LA GROTTA DELLE BESTIE: DIPINTI DI 8.000 ANNI FA

Esploratori dilettanti si sono imbattuti nella scoperta della grotta che comprende 5.000 immagini dipinte o incise nella pietra, nel vasto deserto vicino al confine sud-ovest dell’Egitto con la Libia e il Sudan.
Rudolph Kuper, un archeologo tedesco, ha detto che il dettaglio dei dipinti nella “Grotta delle Bestie” indica una datazione del sito di almeno 8.000 anni fa, probabilmente ad opera di cacciatori-raccoglitori, i cui discendenti possono essere stati tra i primi coloni della Valle del Nilo, allora paludosa e inospitale.

La grotta si trova a 10 km dalla “Grotta dei nuotatori” romanzata nel film il “Paziente inglese”, ma con un numero molto maggiore di immagini, e meglio conservate.

Attraverso lo studio della grotta in pietra arenaria e altri siti nelle vicinanze, gli archeologi stanno cercando di costruire una linea temporale per confrontare la cultura e le tecnologie dei popoli che abitavano la zona.

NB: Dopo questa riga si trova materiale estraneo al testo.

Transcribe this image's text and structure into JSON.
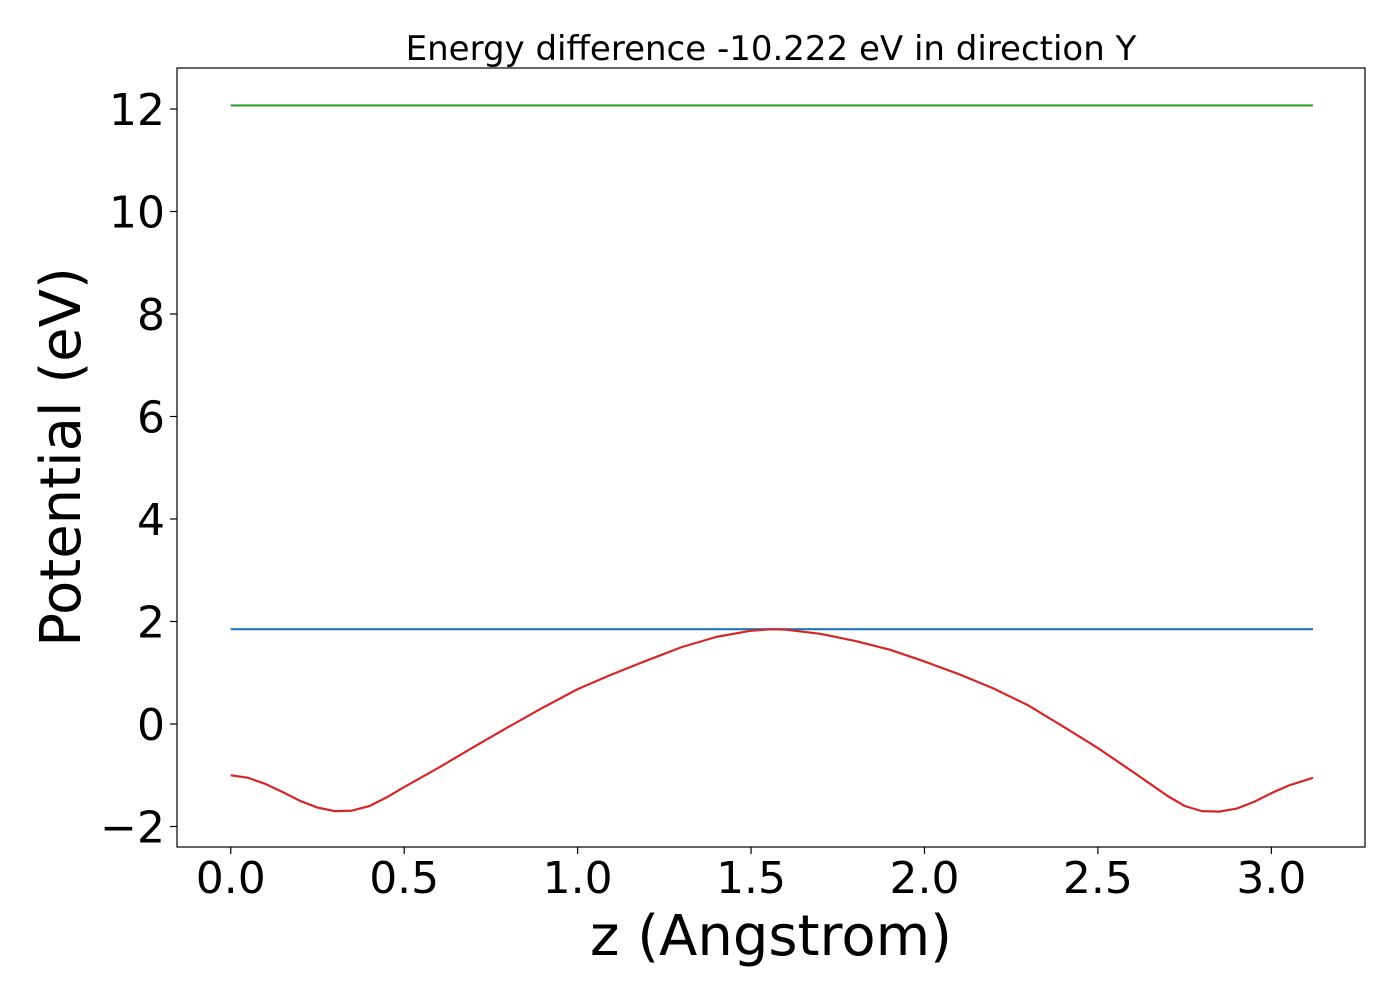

Il Sahara orientale, una regione della dimensione dell’Europa occidentale che si estende tra Egitto, Libia, Sudan e Ciad, è il più grande deserto arido e caldo del mondo. Le precipitazioni medie nel centro del deserto sono di meno di 2 millimetri l’anno.

La regione era una volta molto meno arida.

Verso l’8500 a.C., la piovosità stagionale fece la sua comparsa nella regione, creando una savana e attraendo gruppi di cacciatori-raccoglitori. Intorno al 5300 a.C., le piogge si fermarono e gli insediamenti umani ritornarono sull’altopiano. Nel 3500 a.C., gli insediamenti erano scomparsi del tutto.

“Dopo 3-4000 anni di ambiente e vita da savana nel Sahara, il deserto tornò e la gente fu costretta a spostarsi ad est verso la valle del Nilo, contribuendo alla fondazione della civiltà egiziana, e verso sud sino all’Africa sub-sahariana”

L’esodo di massa corrisponde con la nascita della vita sedentaria lungo il Nilo che poi sboccia nella civiltà faraonica, che ha dominato la regione per migliaia di anni e la cui arte, architettura e il governo hanno contribuito a formare la cultura occidentale.

“Sembra che i dipinti della Grotta delle Bestie siano precedenti all’introduzione di animali domestici. Ciò significa che essi sono precedenti al 6000 a.C.”, ha detto Kuper, che ha condotto il suo primo viaggio sul campo alla grotta nel mese di aprile 2009. “Questo è ciò che riusciamo a dire”.

L’opera d’arte visibile copre una superficie di 18 metri di larghezza e 6 metri di altezza. Nel mese di ottobre, la squadra di Kuper ha rilevato e fotografato la grotta con il laser per acquisire immagini ad alta definizione, tridimensionali.

Un test di scavo di un paio di settimane fa, durante la terza visita della squadra alla grotta di arenaria, ha scoperto ancora più disegni che si estendono verso il basso, sino a 80 cm sotto la sabbia.